Grace Rawlings believes maybe "an angel put his finger on it." She and her husband had never turned missionaries away. Nobody knows why their house number was crossed off.

But Elder Winder and Elder John Cardon Lamb knocked on the door that day. And the rest, as they say, is history. Except those two young missionaries serving in the South African Mission did not know the rest of the story for 40 years. They taught the gospel to the Rawlings couple, who had two young children at the time. He was ready, she wasn't. There were transfers, then home.

Then came the October 2006 general conference. Grandfathers now, Brother Winder of the Edgemont 21st Ward, Provo Utah Edgemont South Stake and Brother Lamb of the Lehi 26th Ward, Lehi Utah North Stake, received phone calls that took them back more than four decades. Coming to Salt Lake City were Vic and Grace Rawlings of the Pinetown Ward, Hillcrest South Africa Stake. And they were looking for "their" missionaries.

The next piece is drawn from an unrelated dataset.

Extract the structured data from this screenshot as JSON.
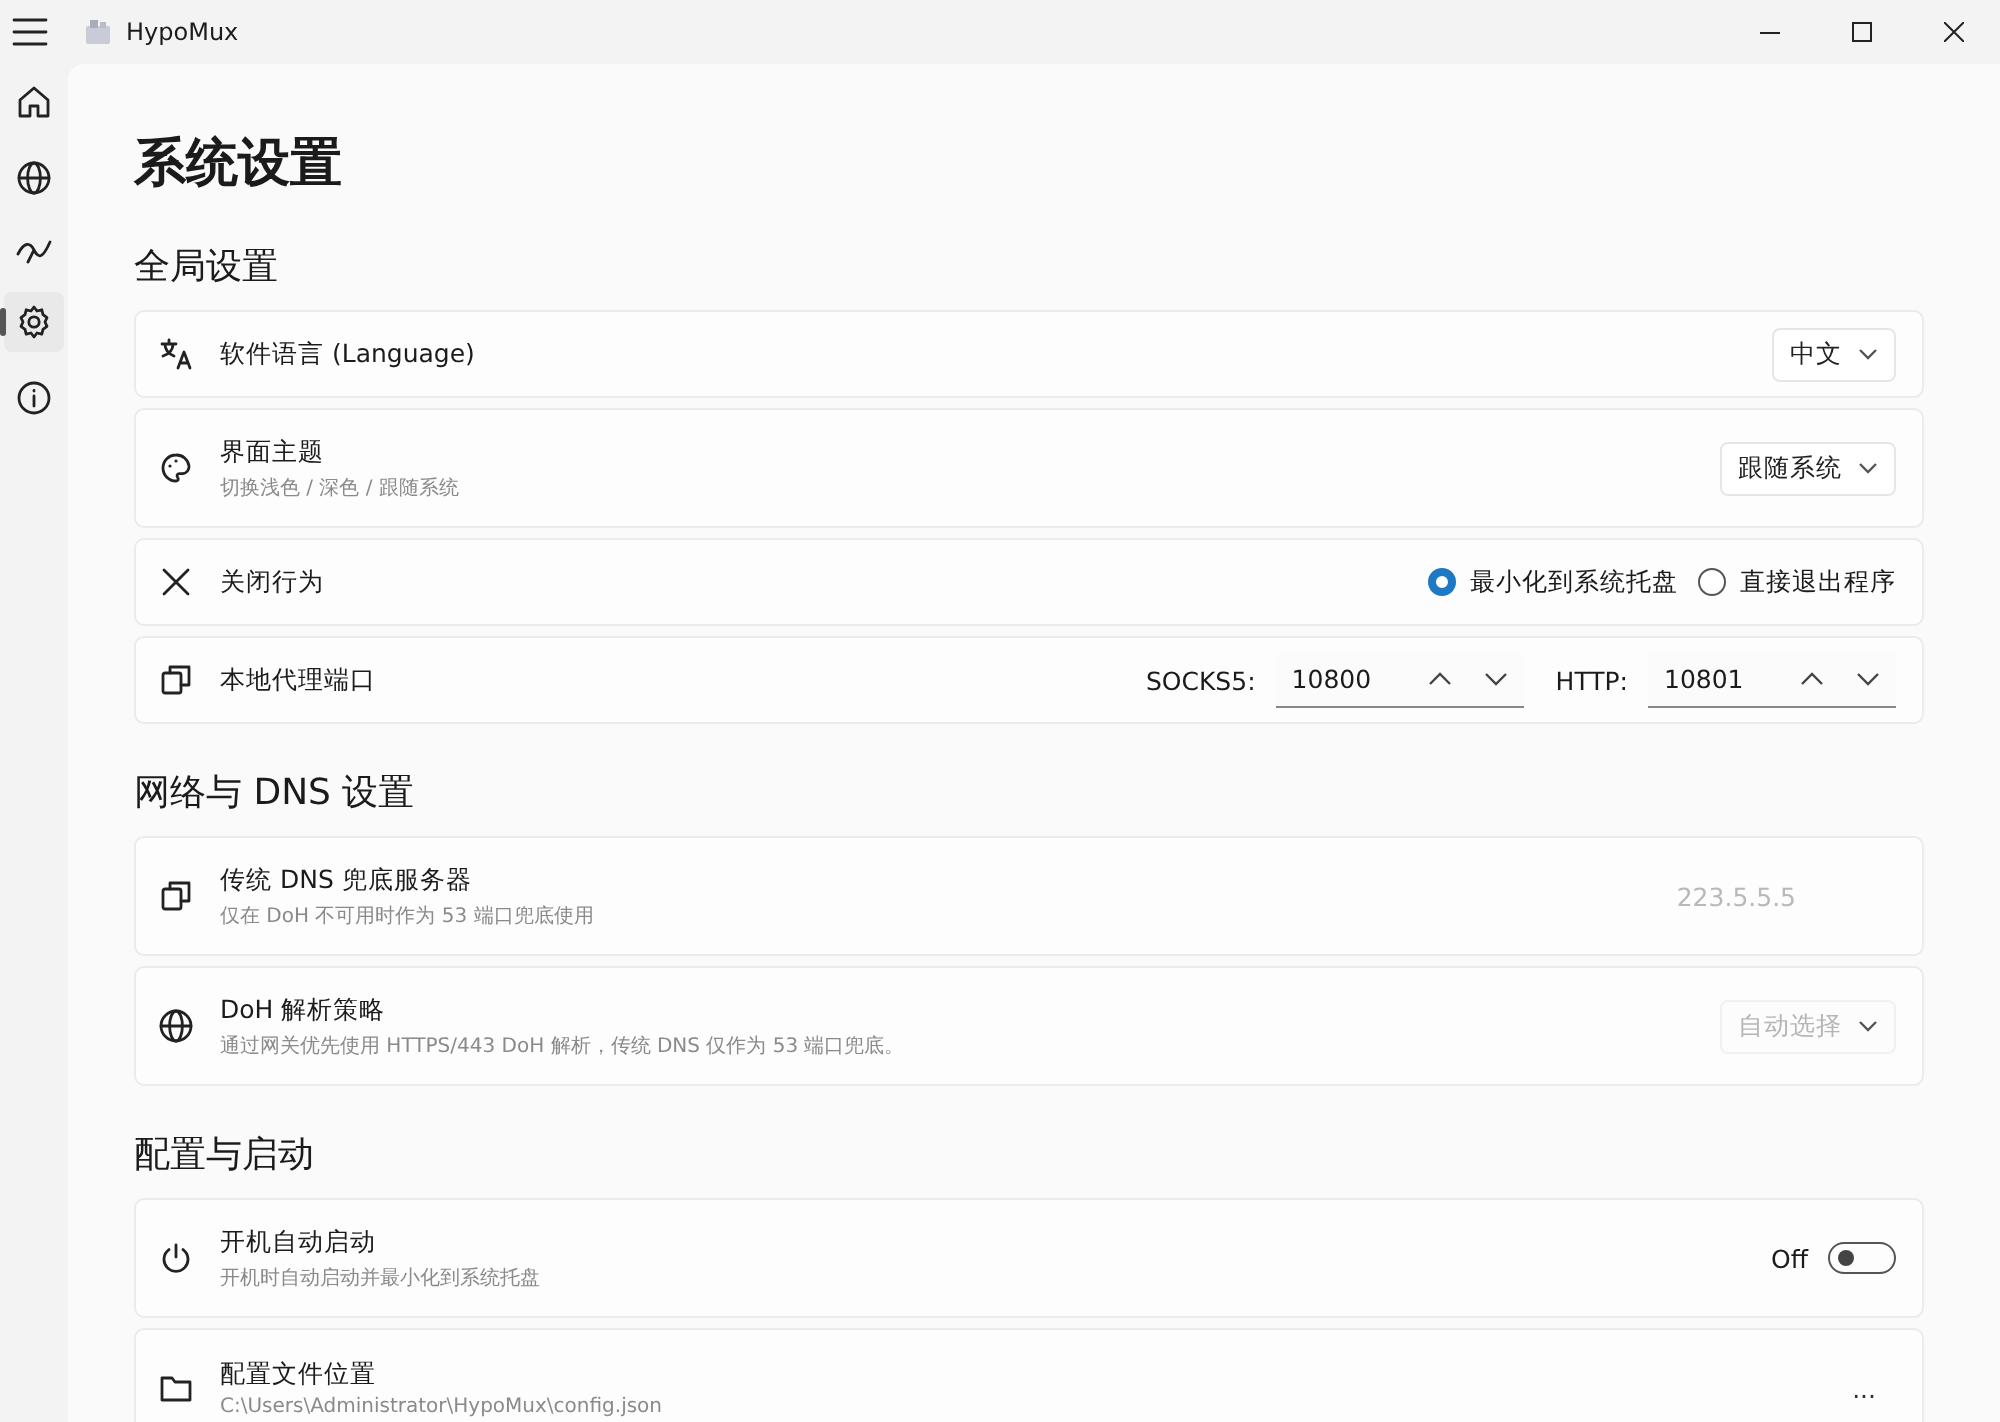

"We took a long while to get baptized," Brother Rawlings later told the Church News, "but they were the ones who converted us."

Through a series of events and the kindness of a stranger, Brother and Sister Rawlings first contacted Elder Winder, who called Elder Lamb. On Saturday, Sept. 30, Brother and Sister Rawlings attended the first session of general conference and met Brother Winder later at a friend's home. He drove them to his home in Provo, Utah, where Brother Lamb later joined them. It's difficult for the four of them to describe the reunion.

"I just can't tell you. I haven't got words for that," Brother Rawlings later said.

"It was a tremendous experience to see them again," Brother Winder added.

And, of course, they reminisced about how the four of them came together in 1963. "We actually visited their house by mistake," Brother Winder recalled. "We were tracting the neighborhood for the fourth time through and happened to knock on their door. We were certainly being led along that morning to find these wonderful people."

At the time, they were active in their church. They had two of their four children, the eldest was 6 and the youngest, 2. The Rawlings couple had grown up reading the Bible in their families, so when the missionaries began teaching them, they both took the lessons seriously.

Each day at 3:30 a.m., Brother Rawlings would rise and study the Book of Mormon, and then his university studies. "I would then work a full day, arrive home rather tired, and retire early to be able to start the new day at 3:30 a.m.," he recalled in a letter to Brother Winder and Brother Lamb.

At the same time, Sister Rawlings was cross-referencing the Book of Mormon with the Bible, comparing the teachings of the restored gospel with the teachings of other Christian churches.

Brother Rawlings got his answer first. "I got the same feeling reading the Book of Mormon as reading the Bible. I knew it was true."

About that time, the mission president, O. Layton Alldredge, went to Durban to conduct a wedding ceremony at which the Rawlingses were present. Brother Rawlings related how, after the ceremony, President Alldredge "walked straight to (Grace) and proceeded to discuss with her what she had been praying about, without her prompting him."

The mission president advised Brother Rawlings to wait for his wife. Six months later, after Elder Winder and Elder Lamb were gone, they were baptized. The Rawlingses had two more children and Brother Rawlings served as the first branch president in Pinetown, where they helped establish the Church, beginning with six families. That area is now a stake.

Brother Rawlings became a stake patriarch, and he and Sister Rawlings later served missions in the Johannesburg South Africa Temple and the family history center in Johannesburg. Their two sons and one daughter served missions, and one son is a high councilor. Brother and Sister Rawlings have 15 grandchildren and three great-grandchildren.

Those two missionaries who knocked on their door 40 years ago "touched the lives of all of our family, all of them," Brother Rawlings added.